Aku percaya
bahwa akal adalah anugerah-Nya yang menjadikan manusia menjadi makhluk paling
mulia (ahsan taqwim). Maka aku akan melepaskan segenap keyakinan keislamanku
dari segala bentuk otoritas tafsir atas Islam yang tidak sesuai dengan akalku,
termasuk otoritas keulamaan. Toh, otoritas-otoritas keulamaan itu berbeda
pendapat juga. Namun, aku akan menerima tafsir otoritas dari siapa pun, dalam
arti bahwa otoritas itu bersumber pada bukti—bukti yang meyakinkan secara
intelektual dan berdasarkan pada prinsip-prinsip ilmiah yang aku yakini
kebenarannya.
Aku percaya
bahwa otoritas keulamaan baru mempunyai makna jika ia dikaitkan dengan
prinsip-prinsip ilmiah seperti ini, bukan semata-mata dengan sibol-simbol yang
tak bisa dijelaskan sepanjang prinsip-prinsip itu, seperti karisma, kesalehan
lahiriah, keturunan, (semata-mata) penguasaan ilmu-ilmu keislaman tradisional,
dan sebagainya. Dengan kata lain, otoritas keulamaan aku terima dalam makna
yang sesuai dengan makna asli ajektif yang terlekat pada kata otoritas dalam
ungkapan ini, yakni “yang bersifat ilmiah”. Semua ini aku yakini karena al-Qur’an,
sebagai otoritas tertinggi dalam Islam, mengajarku bahwa agama Islam adalah
untuk orang-orang yang berakal, Nabi-Nya pun dengan tegas menyatakan “tak ada
agama bagi orang yang tak berakal.” Selanjutnya, penolakanku terhadap segala
bentuk otoritas keulamaan qua symbol-simbol
itu tentu saja tak terbatas pada otoritas keulamaan masa sekarang, ia malah
teruatama berhubungan dengan otoritas keulamaan masa lampau, sampai masa lampau
yang paling jauh dalam sejarah Islam. Karena opini para ulama masa lampau
memiliki peluang lebih besar untuk kehilangan relevansi dengan masa kita
sekarang akibat perbedaan tantangan, budaya, dan psikologi.
Tapi, aku sadar
bahwa akal dan prinsip-prinsip ilmiah yang diakuinya kapan saja selalu memiliki
keterbatasan-keterbatasannya sendiri. Karena itu, aku tak pernah merasa kapan
saja dalam hidupku bahwa keyakinanku akan selalu bersifat final. Aku selalu
sadar bahwa keyakinan-keyakinanku harus selalu kuanggap sebagai bersifat tentatif,
selalu siap untuk direvisi dan direisi lagi, sejalan dengan pertambahan wawasan
dan ilmuku, serta dengan kemajuan ilmu pengetahuan.
Lebih dari itu,
aku percaya bahwa rasionalitas saja bukanlah satu-satunya soko guru keilmiahan.

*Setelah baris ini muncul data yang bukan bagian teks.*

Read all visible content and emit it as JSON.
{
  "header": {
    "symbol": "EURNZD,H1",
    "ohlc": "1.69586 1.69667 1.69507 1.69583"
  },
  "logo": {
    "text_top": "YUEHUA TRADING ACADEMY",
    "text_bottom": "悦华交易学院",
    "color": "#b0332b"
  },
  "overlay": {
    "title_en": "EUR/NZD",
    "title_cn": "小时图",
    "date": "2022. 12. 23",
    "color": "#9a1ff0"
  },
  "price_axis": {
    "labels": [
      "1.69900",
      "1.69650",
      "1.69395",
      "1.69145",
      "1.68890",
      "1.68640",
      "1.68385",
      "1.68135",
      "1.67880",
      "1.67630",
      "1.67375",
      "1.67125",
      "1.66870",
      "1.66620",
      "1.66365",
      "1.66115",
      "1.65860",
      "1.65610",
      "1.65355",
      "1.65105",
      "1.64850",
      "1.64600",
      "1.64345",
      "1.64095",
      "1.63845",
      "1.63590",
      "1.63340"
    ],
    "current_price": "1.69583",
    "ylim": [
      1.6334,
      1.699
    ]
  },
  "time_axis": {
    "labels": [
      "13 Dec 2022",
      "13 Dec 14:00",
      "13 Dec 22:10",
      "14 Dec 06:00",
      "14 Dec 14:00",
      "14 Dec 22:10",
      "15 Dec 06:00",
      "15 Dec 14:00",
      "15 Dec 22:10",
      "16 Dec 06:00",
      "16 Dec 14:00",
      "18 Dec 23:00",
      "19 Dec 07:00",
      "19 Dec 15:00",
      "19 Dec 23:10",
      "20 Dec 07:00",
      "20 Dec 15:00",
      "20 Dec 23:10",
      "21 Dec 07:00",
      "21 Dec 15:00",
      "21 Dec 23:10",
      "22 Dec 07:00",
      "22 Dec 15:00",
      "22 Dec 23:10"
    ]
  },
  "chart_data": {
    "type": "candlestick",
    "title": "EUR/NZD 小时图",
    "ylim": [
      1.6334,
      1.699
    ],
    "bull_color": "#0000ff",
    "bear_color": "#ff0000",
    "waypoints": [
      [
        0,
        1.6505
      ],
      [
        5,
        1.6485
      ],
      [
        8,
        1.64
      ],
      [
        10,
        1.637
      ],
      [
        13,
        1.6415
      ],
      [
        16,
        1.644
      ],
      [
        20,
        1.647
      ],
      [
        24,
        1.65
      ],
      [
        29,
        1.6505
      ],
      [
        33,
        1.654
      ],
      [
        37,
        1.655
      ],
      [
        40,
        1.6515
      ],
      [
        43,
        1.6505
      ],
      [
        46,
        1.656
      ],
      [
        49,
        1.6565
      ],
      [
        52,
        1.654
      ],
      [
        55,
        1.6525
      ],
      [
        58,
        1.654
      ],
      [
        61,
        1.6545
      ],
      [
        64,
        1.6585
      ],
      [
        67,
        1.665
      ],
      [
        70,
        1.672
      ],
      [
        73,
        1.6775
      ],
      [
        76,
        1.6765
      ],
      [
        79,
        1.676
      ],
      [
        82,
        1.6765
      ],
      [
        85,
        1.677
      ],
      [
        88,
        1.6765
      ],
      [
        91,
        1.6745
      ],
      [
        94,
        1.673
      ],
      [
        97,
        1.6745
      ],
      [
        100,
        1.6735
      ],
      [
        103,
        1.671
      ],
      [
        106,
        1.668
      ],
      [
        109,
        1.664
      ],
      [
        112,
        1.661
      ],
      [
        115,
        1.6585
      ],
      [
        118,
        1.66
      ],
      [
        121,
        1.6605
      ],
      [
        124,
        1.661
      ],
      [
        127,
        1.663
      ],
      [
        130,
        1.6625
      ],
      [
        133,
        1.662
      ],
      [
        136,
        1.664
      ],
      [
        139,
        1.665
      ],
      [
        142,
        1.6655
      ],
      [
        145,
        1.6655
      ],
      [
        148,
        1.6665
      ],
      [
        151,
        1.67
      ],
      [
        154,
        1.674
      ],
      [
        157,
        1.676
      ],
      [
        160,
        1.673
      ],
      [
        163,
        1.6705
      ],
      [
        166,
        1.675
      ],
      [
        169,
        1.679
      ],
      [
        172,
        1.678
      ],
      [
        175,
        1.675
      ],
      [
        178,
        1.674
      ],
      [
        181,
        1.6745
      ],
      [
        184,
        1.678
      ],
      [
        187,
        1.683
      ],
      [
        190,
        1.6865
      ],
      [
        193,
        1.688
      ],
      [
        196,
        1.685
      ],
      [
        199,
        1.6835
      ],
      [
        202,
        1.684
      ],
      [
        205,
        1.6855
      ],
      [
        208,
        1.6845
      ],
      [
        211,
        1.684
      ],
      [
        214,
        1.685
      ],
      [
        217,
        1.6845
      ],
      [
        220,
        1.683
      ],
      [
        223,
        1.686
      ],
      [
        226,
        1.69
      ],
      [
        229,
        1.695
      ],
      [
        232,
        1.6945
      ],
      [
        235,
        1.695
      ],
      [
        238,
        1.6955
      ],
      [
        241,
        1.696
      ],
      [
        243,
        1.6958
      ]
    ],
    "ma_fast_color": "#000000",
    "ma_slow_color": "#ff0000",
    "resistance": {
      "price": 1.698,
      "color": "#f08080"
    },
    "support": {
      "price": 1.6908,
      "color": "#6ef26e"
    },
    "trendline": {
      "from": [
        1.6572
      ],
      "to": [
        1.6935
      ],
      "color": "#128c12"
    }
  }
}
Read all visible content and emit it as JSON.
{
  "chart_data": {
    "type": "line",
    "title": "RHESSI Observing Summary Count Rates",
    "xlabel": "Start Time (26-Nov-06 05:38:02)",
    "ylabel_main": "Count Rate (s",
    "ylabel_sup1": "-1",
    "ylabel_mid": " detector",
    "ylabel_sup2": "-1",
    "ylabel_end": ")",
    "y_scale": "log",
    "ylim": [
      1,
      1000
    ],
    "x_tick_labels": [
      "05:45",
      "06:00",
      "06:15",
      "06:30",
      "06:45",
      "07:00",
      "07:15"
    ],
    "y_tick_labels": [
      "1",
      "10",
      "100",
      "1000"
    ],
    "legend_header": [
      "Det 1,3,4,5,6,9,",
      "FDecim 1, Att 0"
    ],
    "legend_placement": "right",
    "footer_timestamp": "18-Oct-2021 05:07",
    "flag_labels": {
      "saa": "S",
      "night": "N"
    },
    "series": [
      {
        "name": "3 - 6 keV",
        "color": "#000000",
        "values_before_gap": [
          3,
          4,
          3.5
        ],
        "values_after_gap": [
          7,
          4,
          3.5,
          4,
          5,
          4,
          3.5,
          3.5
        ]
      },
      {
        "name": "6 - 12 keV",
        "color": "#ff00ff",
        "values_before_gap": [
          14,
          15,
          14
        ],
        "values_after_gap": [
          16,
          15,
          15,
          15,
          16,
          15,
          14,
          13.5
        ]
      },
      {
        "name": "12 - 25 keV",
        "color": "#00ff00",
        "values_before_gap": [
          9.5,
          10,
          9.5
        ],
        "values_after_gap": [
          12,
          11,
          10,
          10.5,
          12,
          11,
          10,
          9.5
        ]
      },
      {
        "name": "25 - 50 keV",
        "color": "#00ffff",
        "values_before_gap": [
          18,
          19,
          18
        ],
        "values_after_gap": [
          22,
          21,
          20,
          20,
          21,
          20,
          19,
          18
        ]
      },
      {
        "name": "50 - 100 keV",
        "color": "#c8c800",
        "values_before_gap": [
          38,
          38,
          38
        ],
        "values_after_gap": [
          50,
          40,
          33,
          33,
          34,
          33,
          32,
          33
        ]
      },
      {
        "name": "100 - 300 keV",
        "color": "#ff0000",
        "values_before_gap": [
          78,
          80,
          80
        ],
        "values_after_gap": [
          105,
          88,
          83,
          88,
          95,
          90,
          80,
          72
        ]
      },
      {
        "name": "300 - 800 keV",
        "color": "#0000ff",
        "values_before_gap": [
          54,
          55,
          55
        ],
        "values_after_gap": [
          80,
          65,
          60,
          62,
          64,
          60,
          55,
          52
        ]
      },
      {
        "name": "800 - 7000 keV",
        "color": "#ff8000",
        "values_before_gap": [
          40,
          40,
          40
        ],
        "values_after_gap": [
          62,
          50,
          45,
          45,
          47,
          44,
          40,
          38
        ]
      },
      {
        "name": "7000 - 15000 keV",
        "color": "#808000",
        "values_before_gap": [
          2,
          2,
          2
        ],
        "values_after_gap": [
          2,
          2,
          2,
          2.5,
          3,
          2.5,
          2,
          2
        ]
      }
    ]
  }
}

Aku percaya bahwa akal juga mencakup apa yang –orang-orang seperti Aristoteles,
Rumi, Bergson, Heidegger, atau Muhammad Iqbal– disebut sebagai intuisi atau –oleh
sebagian pemikir lain– disebut sebagai intelek (Intellect). Inilah suatu daya (quwwah) yang dalam tradisi Islam
sering diidentikkan dengan hati (qalb atau fu’ad). Bahkan, aku percaya bahwa
setiap saat intuisiku penarikan pendapat ilmiahku –kumaui atau tidak. Memang,
tidak seperti penalaran rasional, aku tidak bisa mengendalikan operasi
intuisiku (bukankah per definisi intuisi bersifat holistic sintetik, dan
mengontrol?) Tapi, aku percaya bahwa aku bisa menjadikan pemikiran intuitifku
mendukung upayaku mencari kebenaran selama aku menjaga objektivitas dan
keikhlasanku.
Karena adanya
kebutuhan agar aku tetap objektif dan ikhlas seperti itu, maka sepanjang
upayaku mencari opini yang benar aku akan memelihara fokus pada kebenaran itu
sendiri, bukan pada polularitas, permusuhan pada pendapat yang (sementara ini)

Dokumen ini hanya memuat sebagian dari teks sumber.